4° depuis deux ans et demi, il tente de régler son endettement à l’amiable, a conclu plusieurs plans de paiement, malgré une cession sur salaire, et a soldé plusieurs dettes.

Le médiateur souligne également les possibilités d’établir un plan de règlement. Les revenus de Monsieur X lui permettraient de dégager une somme de 1.200 € – voire 1.400 € – à l’apurement de son passif. Il pourrait donc rembourser intégralement le principal, les frais et les intérêts.

Le médiateur constate qu’aucun créancier n’a fait tierce opposition contre l’ordonnance d’admissibilité. Cependant, le fait de ne pas avoir mentionné dans sa requête la révocation dont a fait l’objet sa précédente procédure est constitutif de mauvaise foi procédurale. Le médiateur demande au tribunal de fixer l’affaire sur la base de l’article 1675/15, § 1er, 1° du Code judiciaire («remise de documents inexacts en vue d’obtenir ou de conserver le bénéfice de la procédure de règlement collectif de dettes»).

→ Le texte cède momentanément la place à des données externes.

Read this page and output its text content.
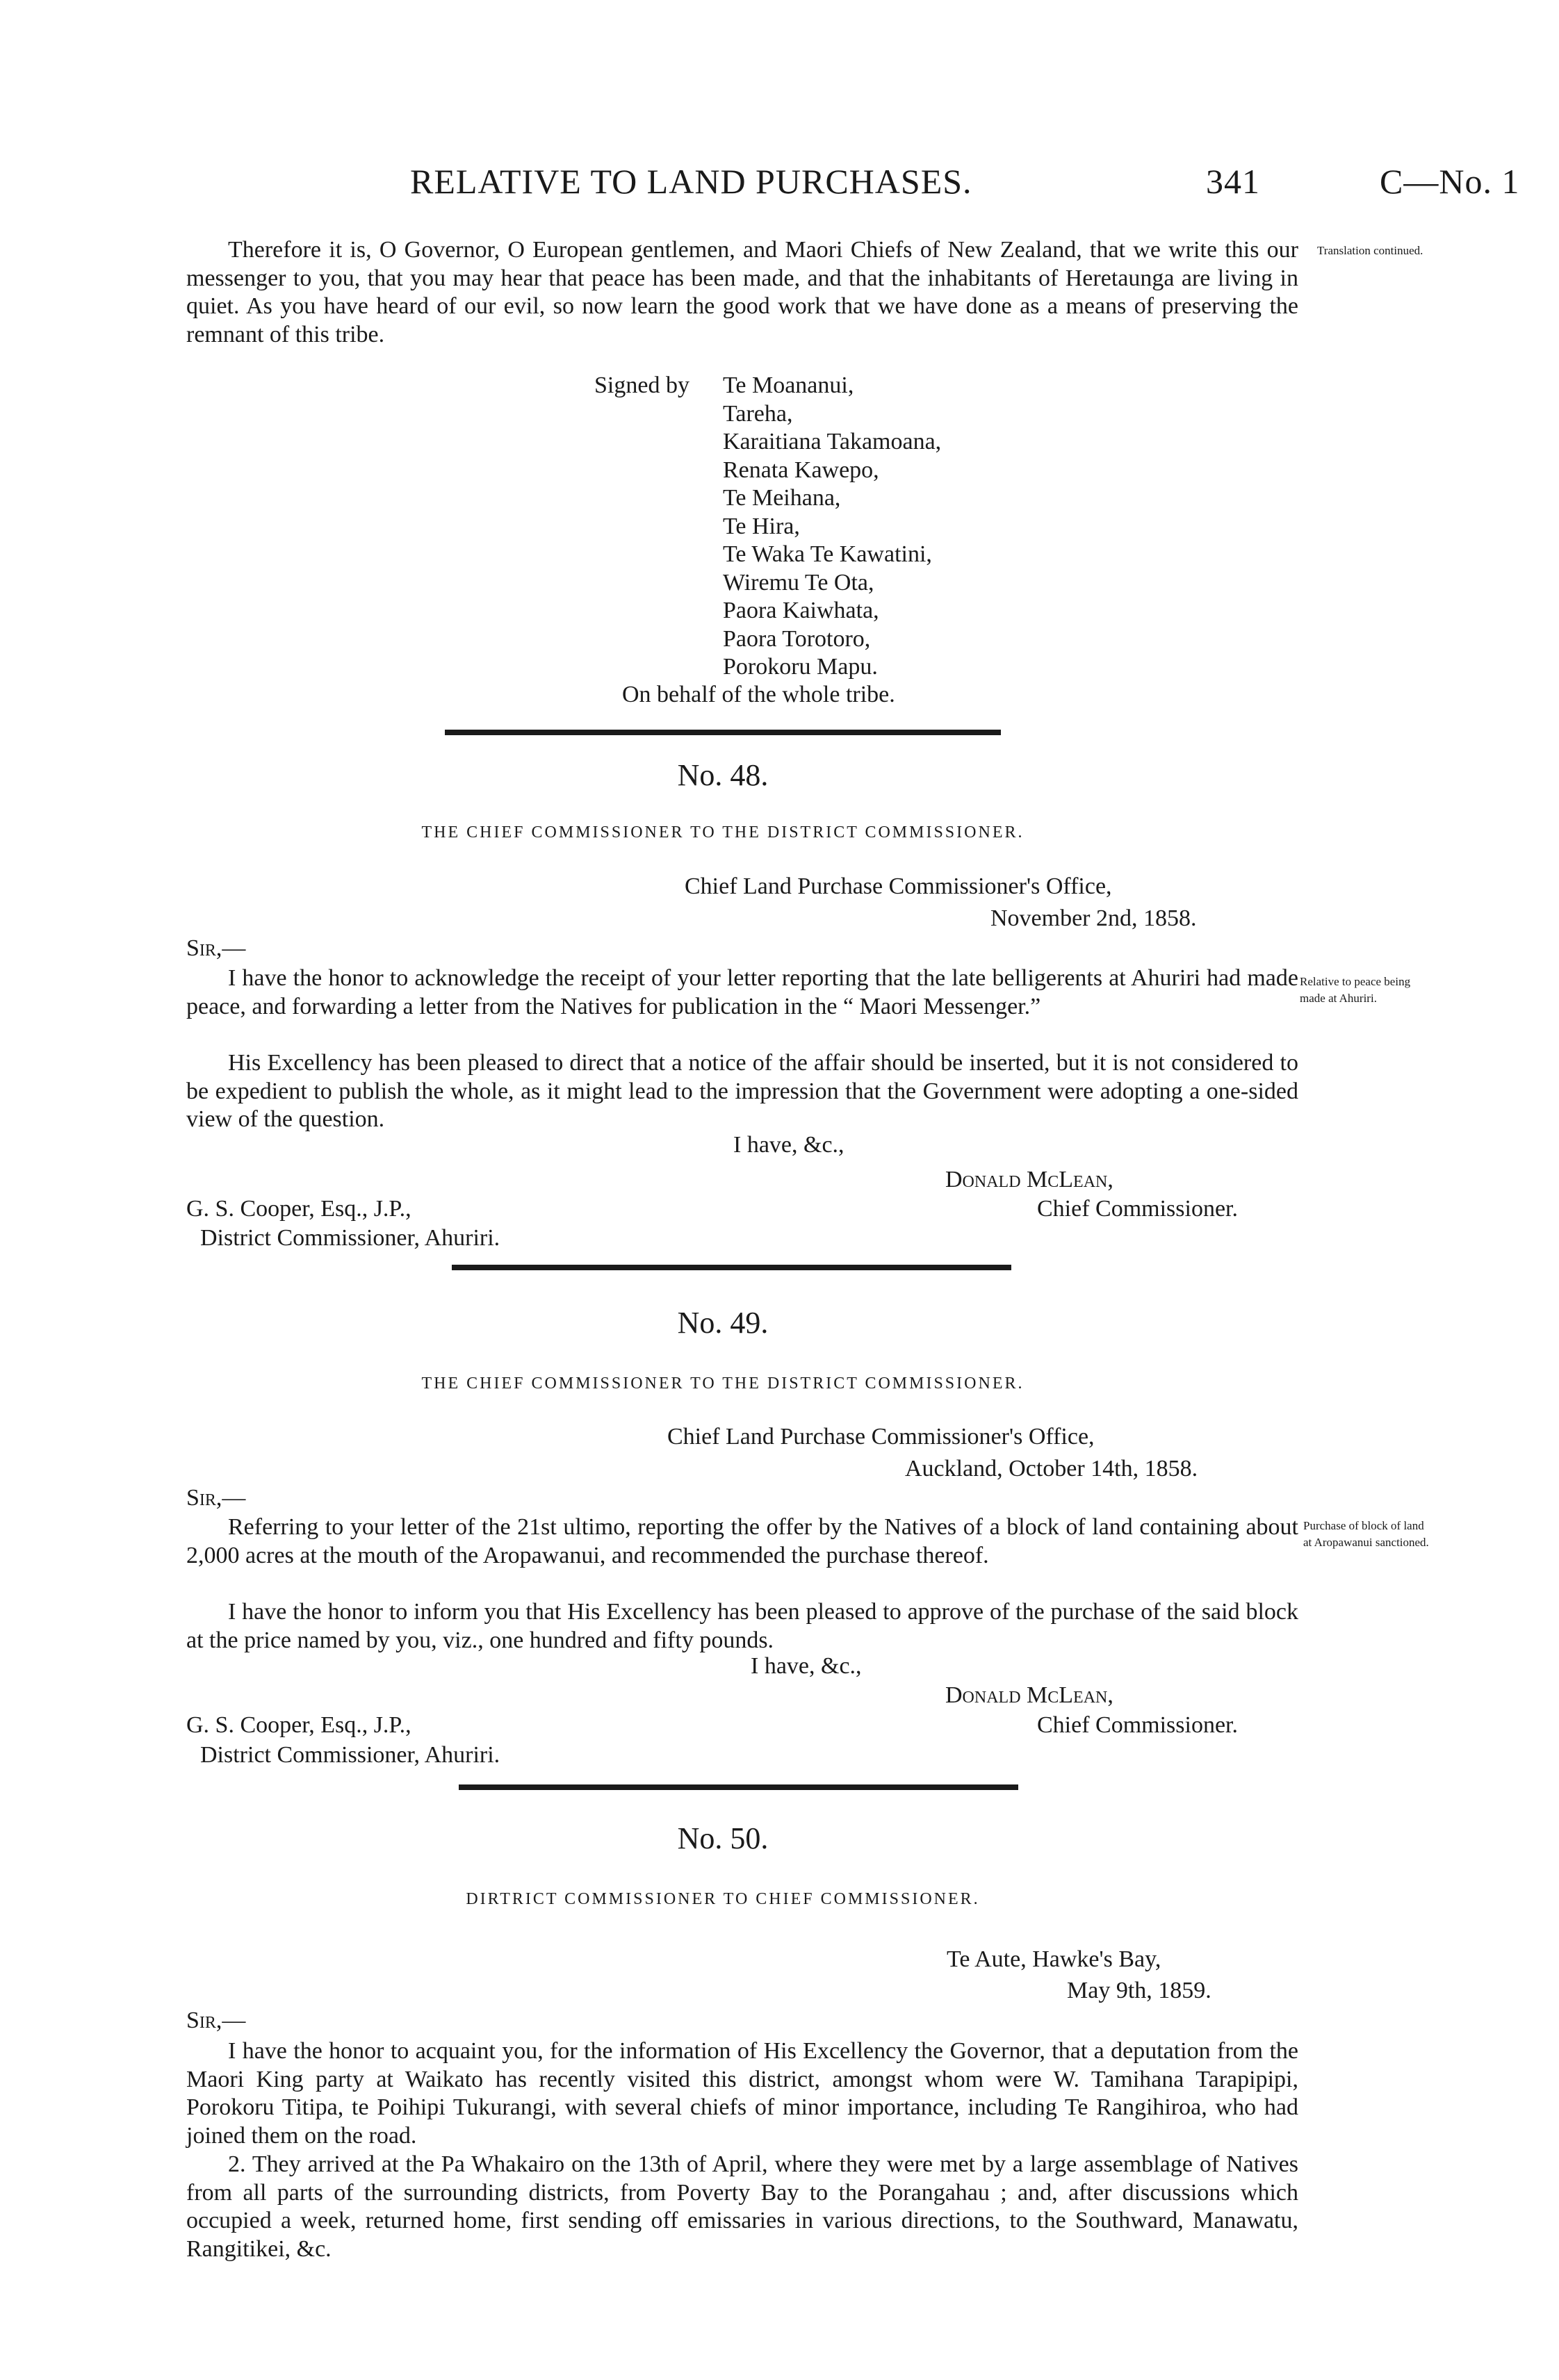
RELATIVE TO LAND PURCHASES.	341	C—No. 1

Therefore it is, O Governor, O European gentlemen, and Maori Chiefs of New Zealand, that we write this our messenger to you, that you may hear that peace has been made, and that the inhabitants of Heretaunga are living in quiet. As you have heard of our evil, so now learn the good work that we have done as a means of preserving the remnant of this tribe.

Translation continued.
Signed by Te Moananui,
Tareha,
Karaitiana Takamoana,
Renata Kawepo,
Te Meihana,
Te Hira,
Te Waka Te Kawatini,
Wiremu Te Ota,
Paora Kaiwhata,
Paora Torotoro,
Porokoru Mapu.
On behalf of the whole tribe.
No. 48.
THE CHIEF COMMISSIONER TO THE DISTRICT COMMISSIONER.
Chief Land Purchase Commissioner's Office,
November 2nd, 1858.
Sir,—

I have the honor to acknowledge the receipt of your letter reporting that the late belligerents at Ahuriri had made peace, and forwarding a letter from the Natives for publication in the “ Maori Messenger.”

His Excellency has been pleased to direct that a notice of the affair should be inserted, but it is not considered to be expedient to publish the whole, as it might lead to the impression that the Government were adopting a one-sided view of the question.

Relative to peace being
made at Ahuriri.
I have, &c.,
Donald McLean,
G. S. Cooper, Esq., J.P.,	Chief Commissioner.
District Commissioner, Ahuriri.
No. 49.
THE CHIEF COMMISSIONER TO THE DISTRICT COMMISSIONER.
Chief Land Purchase Commissioner's Office,
Auckland, October 14th, 1858.
Sir,—

Referring to your letter of the 21st ultimo, reporting the offer by the Natives of a block of land containing about 2,000 acres at the mouth of the Aropawanui, and recommended the purchase thereof.

I have the honor to inform you that His Excellency has been pleased to approve of the purchase of the said block at the price named by you, viz., one hundred and fifty pounds.

Purchase of block of land
at Aropawanui sanctioned.
I have, &c.,
Donald McLean,
G. S. Cooper, Esq., J.P.,	Chief Commissioner.
District Commissioner, Ahuriri.
No. 50.
DIRTRICT COMMISSIONER TO CHIEF COMMISSIONER.
Te Aute, Hawke's Bay,
May 9th, 1859.
Sir,—

I have the honor to acquaint you, for the information of His Excellency the Governor, that a deputation from the Maori King party at Waikato has recently visited this district, amongst whom were W. Tamihana Tarapipipi, Porokoru Titipa, te Poihipi Tukurangi, with several chiefs of minor importance, including Te Rangihiroa, who had joined them on the road.

2. They arrived at the Pa Whakairo on the 13th of April, where they were met by a large assemblage of Natives from all parts of the surrounding districts, from Poverty Bay to the Porangahau ; and, after discussions which occupied a week, returned home, first sending off emissaries in various directions, to the Southward, Manawatu, Rangitikei, &c.
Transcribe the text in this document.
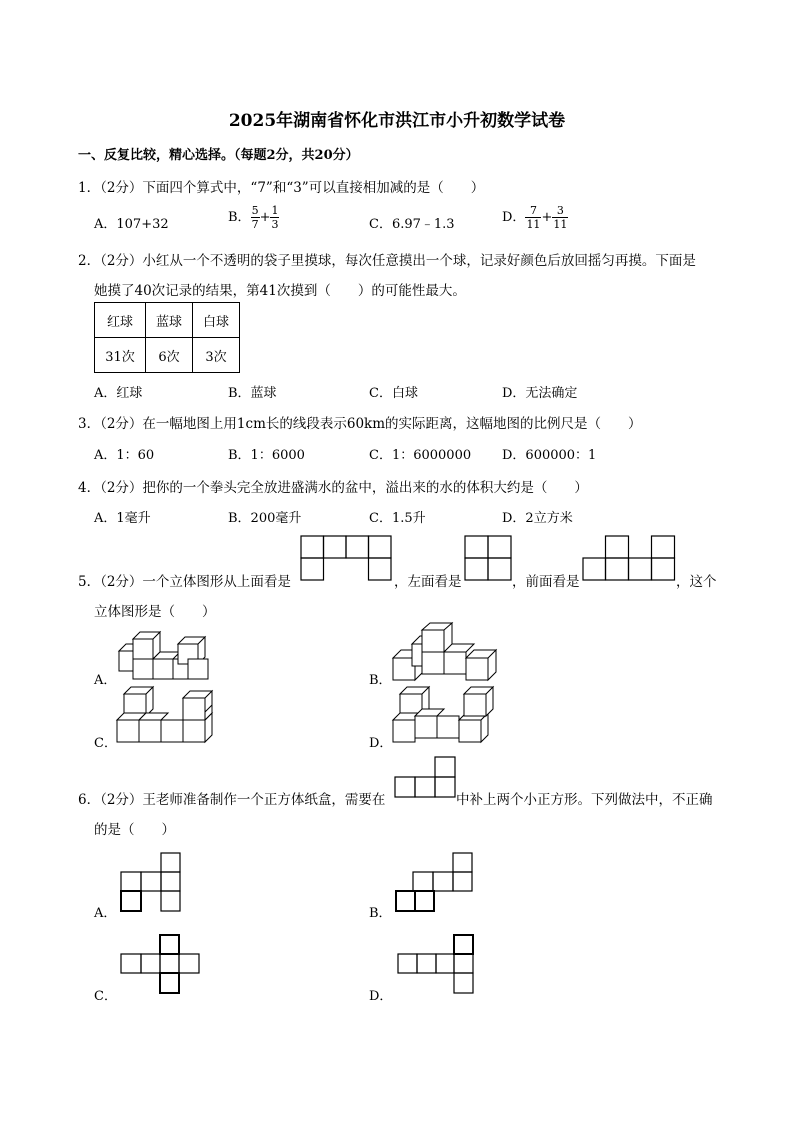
2025年湖南省怀化市洪江市小升初数学试卷
一、反复比较，精心选择。（每题2分，共20分）
1．（2分）下面四个算式中，“7”和“3”可以直接相加减的是（　　）
A．107+32	B． $\frac{5}{7} + \frac{1}{3}$	C．6.97﹣1.3	D． $\frac{7}{11} + \frac{3}{11}$
2．（2分）小红从一个不透明的袋子里摸球，每次任意摸出一个球，记录好颜色后放回摇匀再摸。下面是
她摸了40次记录的结果，第41次摸到（　　）的可能性最大。
红球	蓝球	白球
31次	6次	3次
A．红球	B．蓝球	C．白球	D．无法确定
3．（2分）在一幅地图上用1cm长的线段表示60km的实际距离，这幅地图的比例尺是（　　）
A．1：60	B．1：6000	C．1：6000000 D．600000：1
4．（2分）把你的一个拳头完全放进盛满水的盆中，溢出来的水的体积大约是（　　）
A．1毫升	B．200毫升	C．1.5升	D．2立方米
5．（2分）一个立体图形从上面看是	，左面看是	，前面看是	，这个
立体图形是（　　）
A．	B．
C．	D．
6．（2分）王老师准备制作一个正方体纸盒，需要在	中补上两个小正方形。下列做法中，不正确
的是（　　）
A．	B．
C．	D．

Premièrement, le tribunal souligne qu’en l’absence de recours contre la décision d’admissibilité, celle-ci ne peut pas être remise en cause en raison du principe de l’autorité de la chose jugée.

Ensuite, le tribunal rappelle que, selon la doctrine, la révocation n’est pas automatique et que le juge apprécie souverainement dans quelle mesure elle se justifie. Il dispose d’un large pouvoir d’appréciation et tient compte:

  • du contexte global (psychologique, social…);
  • de la gravité du manquement;
  • du caractère fautif ou non du manquement;
  • de la mise en péril des intérêts des créanciers;
  • de la modification du comportement et l’évolution positive du débiteur;
  • de la réparation du manquement par le débiteur[1].

En l’espèce, le tribunal relève que «ses déclarations quant à la négligence de sa situation pendant plusieurs années et quant à sa volonté actuelle de se reprendre en main ont des accents de sincérité et sont confirmées par les perspectives de remboursement évoquées par le médiateur (un disponible de 1.200 €, voire 1.400 € par mois, étant envisagé et devant permettre un remboursement de 100% de l’endettement en principal, frais et intérêts)».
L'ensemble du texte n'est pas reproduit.